The Payment Services Directive 2, which entered into application on 13 January 2018, has direct consequences on the business model of marketplace and e-commerce platforms in Europe.
Most marketplaces today collect payments on behalf of their merchants before the settlement takes place and act as intermediary party handling funds from both a seller and a buyer. Under PSD1, marketplaces and e-commerce platforms were able to operate this way under the exemption attached to the “commercial agents” status. According to the recital 11 of the Directive, this exemption has been applied very differently across Member States, with applications going sometimes beyond the intended scope and risking distorting competition. It has therefore been removed in the PSD2.
The changes to the scope brought by PSD2 will likely affect almost all players on the market. To be exempted, a marketplace will now only be “authorized to negotiate or conclude the sale or purchase of goods or services on behalf of only the payer or only the payee.” (Recital 11 and Article 3.a. of PSD2), which is a remarkable change compared to the ground for exemption under PSD1. This means that marketplaces acting as intermediary will have to comply with PSD2.
In order to comply with the new rules introduced by PSD2, marketplaces can follow two paths:
- Apply for a payment institution license – which is a lengthy and costly process that does not guarantee the acquisition of a license
- Delegate the control of the funds and outsource payments processing to a payment service provider with a license – a choice that most marketplaces made in certain European countries already.

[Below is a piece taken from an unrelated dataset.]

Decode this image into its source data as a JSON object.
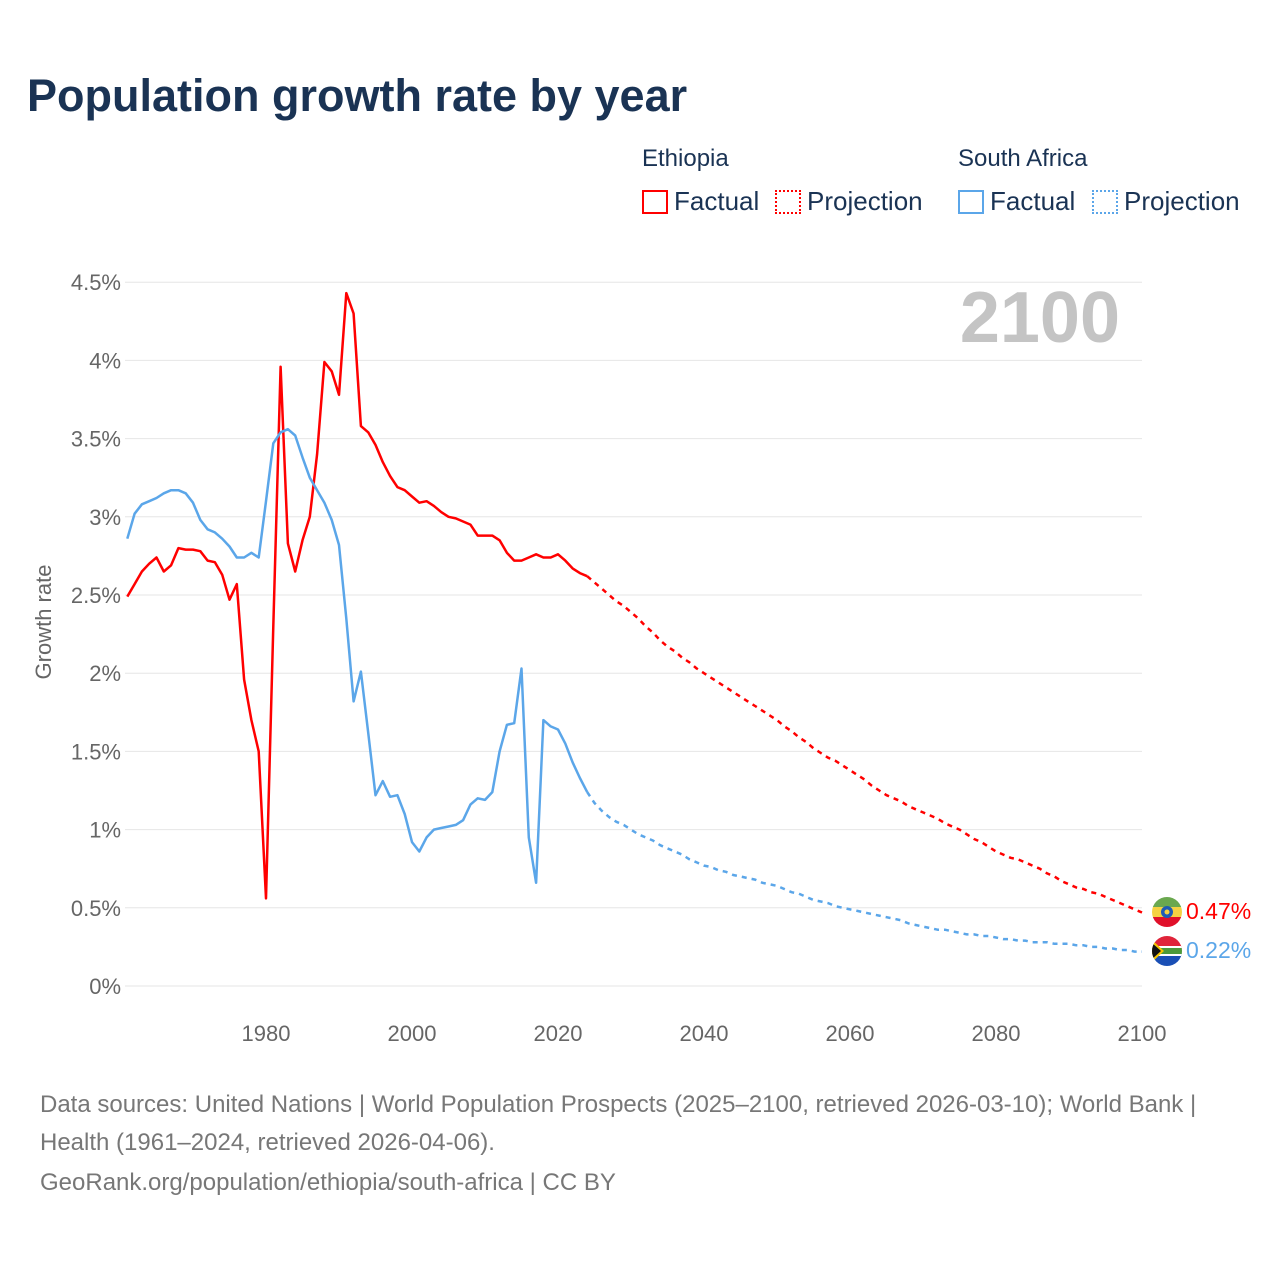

The Payment Services Directive 2 does allow for another exemption. It offers Member States the possibility to exempt businesses with an average monthly transaction volume under a certain threshold, as long as this threshold is under EUR 3 million. Marketplaces will therefore have to refer to the national legislation implementing the Directive. France and Germany have already chosen not to incorporate this exemption in their legislation, while a number of countries are still discussing the transposition of the Directive in national law.